Gold: Further Boost from Central Bank Purchases

Gold: Further Boost from Central Bank Purchases

The fluctuation of gold prices continues to make headlines almost daily. Daniel Rauch, a precious metals expert at LBBW Asset Management, shares his insights on the prospects for this precious metal in the coming weeks and months.

“Even if the gold price initially moves within a broad sideways range, the current indicators are pointing towards a buy,” says Daniel Rauch, precious metals expert at LBBW Asset Management and part of the commodities team that manages the LBBW commodity funds. The reason for the continued optimistic outlook for gold is the strategic interest of nations in the metal, which supports the price and is expected to create further upward potential in the coming months.

“A recent survey by the World Gold Council highlights the growing demand for gold from global central banks – this will boost the gold price once again,” says Daniel Rauch. According to the survey, about 80% of the central banks surveyed expect that monetary authorities will continue to increase their gold reserves in the next twelve months. This is the highest figure recorded since the annual survey began in 2018.

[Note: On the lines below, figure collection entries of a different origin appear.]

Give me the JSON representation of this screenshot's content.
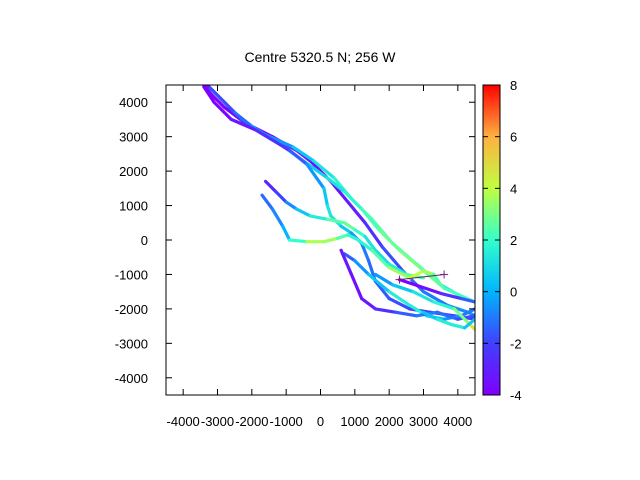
{
  "chart_data": {
    "type": "line",
    "title": "Centre 5320.5 N; 256  W",
    "xlim": [
      -4500,
      4500
    ],
    "ylim": [
      -4500,
      4500
    ],
    "x_ticks": [
      -4000,
      -3000,
      -2000,
      -1000,
      0,
      1000,
      2000,
      3000,
      4000
    ],
    "x_tick_labels": [
      "-4000",
      "-3000",
      "-2000",
      "-1000",
      "0",
      "1000",
      "2000",
      "3000",
      "4000"
    ],
    "y_ticks": [
      -4000,
      -3000,
      -2000,
      -1000,
      0,
      1000,
      2000,
      3000,
      4000
    ],
    "y_tick_labels": [
      "-4000",
      "-3000",
      "-2000",
      "-1000",
      "0",
      "1000",
      "2000",
      "3000",
      "4000"
    ],
    "colorbar": {
      "range": [
        -4,
        8
      ],
      "ticks": [
        -4,
        -2,
        0,
        2,
        4,
        6,
        8
      ],
      "tick_labels": [
        "-4",
        "-2",
        "0",
        "2",
        "4",
        "6",
        "8"
      ],
      "palette": "rainbow"
    },
    "grid": false,
    "series": [
      {
        "points": [
          [
            -3400,
            4500
          ],
          [
            -3200,
            4250
          ],
          [
            -2800,
            3850
          ],
          [
            -2200,
            3400
          ],
          [
            -1400,
            3000
          ],
          [
            -700,
            2600
          ],
          [
            -300,
            2300
          ],
          [
            300,
            1700
          ],
          [
            800,
            1100
          ],
          [
            1300,
            500
          ],
          [
            1800,
            -200
          ],
          [
            2400,
            -900
          ],
          [
            3000,
            -1500
          ],
          [
            3700,
            -1900
          ],
          [
            4300,
            -2100
          ],
          [
            4500,
            -2200
          ]
        ],
        "colors": [
          -4,
          -4,
          -4,
          -4,
          -4,
          -4,
          -3.5,
          -3.5,
          -3,
          -3,
          -2,
          -1.5,
          -1,
          -1,
          -0.5,
          -0.5
        ]
      },
      {
        "points": [
          [
            -3300,
            4500
          ],
          [
            -2900,
            4100
          ],
          [
            -2300,
            3500
          ],
          [
            -1700,
            3100
          ],
          [
            -800,
            2700
          ],
          [
            -200,
            2300
          ],
          [
            400,
            1800
          ],
          [
            900,
            1200
          ],
          [
            1500,
            600
          ],
          [
            2100,
            -100
          ],
          [
            2800,
            -700
          ],
          [
            3500,
            -1300
          ],
          [
            4200,
            -1700
          ],
          [
            4500,
            -1800
          ]
        ],
        "colors": [
          -3,
          -3,
          -2,
          -1,
          0,
          1,
          1.5,
          2,
          2.5,
          2.5,
          2,
          1.5,
          1,
          0.5
        ]
      },
      {
        "points": [
          [
            -3200,
            4400
          ],
          [
            -2500,
            3700
          ],
          [
            -2000,
            3300
          ],
          [
            -1200,
            2800
          ],
          [
            -500,
            2300
          ],
          [
            200,
            1800
          ],
          [
            700,
            1400
          ],
          [
            1200,
            900
          ],
          [
            1700,
            300
          ],
          [
            2300,
            -300
          ],
          [
            2900,
            -800
          ],
          [
            3600,
            -1400
          ],
          [
            4500,
            -1800
          ]
        ],
        "colors": [
          -2,
          -1.5,
          -1,
          0,
          0.5,
          1,
          1.5,
          2,
          2.5,
          3,
          3,
          2.5,
          2
        ]
      },
      {
        "points": [
          [
            -3400,
            4450
          ],
          [
            -3100,
            4000
          ],
          [
            -2600,
            3500
          ],
          [
            -1900,
            3200
          ],
          [
            -900,
            2600
          ],
          [
            -400,
            2200
          ],
          [
            100,
            1500
          ],
          [
            200,
            1000
          ],
          [
            300,
            700
          ],
          [
            600,
            400
          ],
          [
            900,
            200
          ],
          [
            1200,
            -100
          ],
          [
            1400,
            -600
          ],
          [
            1600,
            -1200
          ],
          [
            2000,
            -1700
          ],
          [
            2600,
            -2000
          ],
          [
            3200,
            -2100
          ],
          [
            3900,
            -2200
          ],
          [
            4500,
            -2300
          ]
        ],
        "colors": [
          -4,
          -4,
          -3.5,
          -3,
          -2,
          -1,
          0,
          1,
          1.5,
          1,
          0,
          -1,
          -1,
          -1.5,
          -1.5,
          -2,
          -2,
          -2,
          -2
        ]
      },
      {
        "points": [
          [
            -1600,
            1700
          ],
          [
            -1300,
            1400
          ],
          [
            -1000,
            1100
          ],
          [
            -700,
            900
          ],
          [
            -300,
            700
          ],
          [
            200,
            600
          ],
          [
            700,
            500
          ],
          [
            1000,
            300
          ],
          [
            1300,
            100
          ],
          [
            1600,
            -300
          ],
          [
            2000,
            -700
          ],
          [
            2500,
            -1000
          ],
          [
            3000,
            -1100
          ]
        ],
        "colors": [
          -3,
          -2.5,
          -1.5,
          0,
          1,
          2,
          3,
          2.5,
          1.5,
          1,
          1,
          2,
          3
        ]
      },
      {
        "points": [
          [
            -1700,
            1300
          ],
          [
            -1400,
            900
          ],
          [
            -1100,
            400
          ],
          [
            -900,
            0
          ],
          [
            -400,
            -50
          ],
          [
            100,
            -50
          ],
          [
            500,
            50
          ],
          [
            800,
            150
          ],
          [
            1100,
            0
          ],
          [
            1500,
            -300
          ],
          [
            2000,
            -800
          ],
          [
            2600,
            -1100
          ],
          [
            3000,
            -900
          ],
          [
            3300,
            -1000
          ],
          [
            3500,
            -1300
          ]
        ],
        "colors": [
          -1.5,
          -1,
          -0.5,
          0.5,
          3.5,
          4,
          3,
          2,
          1.5,
          2,
          3,
          4,
          4,
          3,
          2
        ]
      },
      {
        "points": [
          [
            700,
            -400
          ],
          [
            1000,
            -600
          ],
          [
            1400,
            -1000
          ],
          [
            2000,
            -1500
          ],
          [
            2600,
            -1900
          ],
          [
            3100,
            -2200
          ],
          [
            3600,
            -2300
          ],
          [
            4100,
            -2200
          ],
          [
            4500,
            -2000
          ]
        ],
        "colors": [
          -2,
          -1,
          0,
          1,
          2,
          1,
          0,
          -1,
          -1
        ]
      },
      {
        "points": [
          [
            600,
            -300
          ],
          [
            900,
            -1000
          ],
          [
            1200,
            -1700
          ],
          [
            1600,
            -2000
          ],
          [
            2200,
            -2100
          ],
          [
            2800,
            -2200
          ],
          [
            3400,
            -2100
          ],
          [
            4000,
            -2300
          ],
          [
            4500,
            -2200
          ]
        ],
        "colors": [
          -3,
          -3.5,
          -3.5,
          -3,
          -2,
          -1,
          -1,
          -1.5,
          -2
        ]
      },
      {
        "points": [
          [
            1600,
            -1000
          ],
          [
            2100,
            -1300
          ],
          [
            2700,
            -1500
          ],
          [
            3300,
            -1800
          ],
          [
            3900,
            -2000
          ],
          [
            4300,
            -2400
          ],
          [
            4500,
            -2600
          ]
        ],
        "colors": [
          -1,
          0,
          1,
          1.5,
          2,
          4,
          5
        ]
      },
      {
        "points": [
          [
            2300,
            -1150
          ],
          [
            2900,
            -1350
          ],
          [
            3500,
            -1550
          ],
          [
            4100,
            -1700
          ],
          [
            4500,
            -1800
          ]
        ],
        "colors": [
          -4,
          -4,
          -3,
          -2,
          -1
        ]
      },
      {
        "points": [
          [
            3000,
            -2100
          ],
          [
            3400,
            -2300
          ],
          [
            3800,
            -2450
          ],
          [
            4200,
            -2550
          ],
          [
            4500,
            -2300
          ]
        ],
        "colors": [
          0,
          1,
          2,
          1,
          0
        ]
      }
    ],
    "markers": [
      [
        2300,
        -1150
      ],
      [
        3600,
        -1000
      ]
    ]
  }
}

According to the World Gold Council, net purchases by central banks amounted to 33 tons in April alone this year. “Given the significantly higher price level, this is remarkable,” Rauch emphasizes. The extent to which the gold price now relies on central bank purchases was evident in May: the news that China’s central bank, PBoC, made no additional gold purchases in May was a drag on the gold price. However, market speculations that China would now completely halt gold purchases are considered a misinterpretation by Rauch.

Rauch believes that Chinese demand for gold will remain high in the medium term – from both the central bank and private investors. “Given the struggling domestic real estate market and weak Chinese stocks, gold remains one of the few remaining investment alternatives for many Chinese investors.” Additionally, interest rate cuts, like those recently made by the ECB, are ultimately positive for the gold price. Since gold does not yield any ongoing returns, it appears less attractive to many investors compared to other asset classes in times of high interest rates. This is currently changing.

Rauch, therefore, expects that the gold price will rise further and reach new all-time highs by the end of the year after the current sideways movement.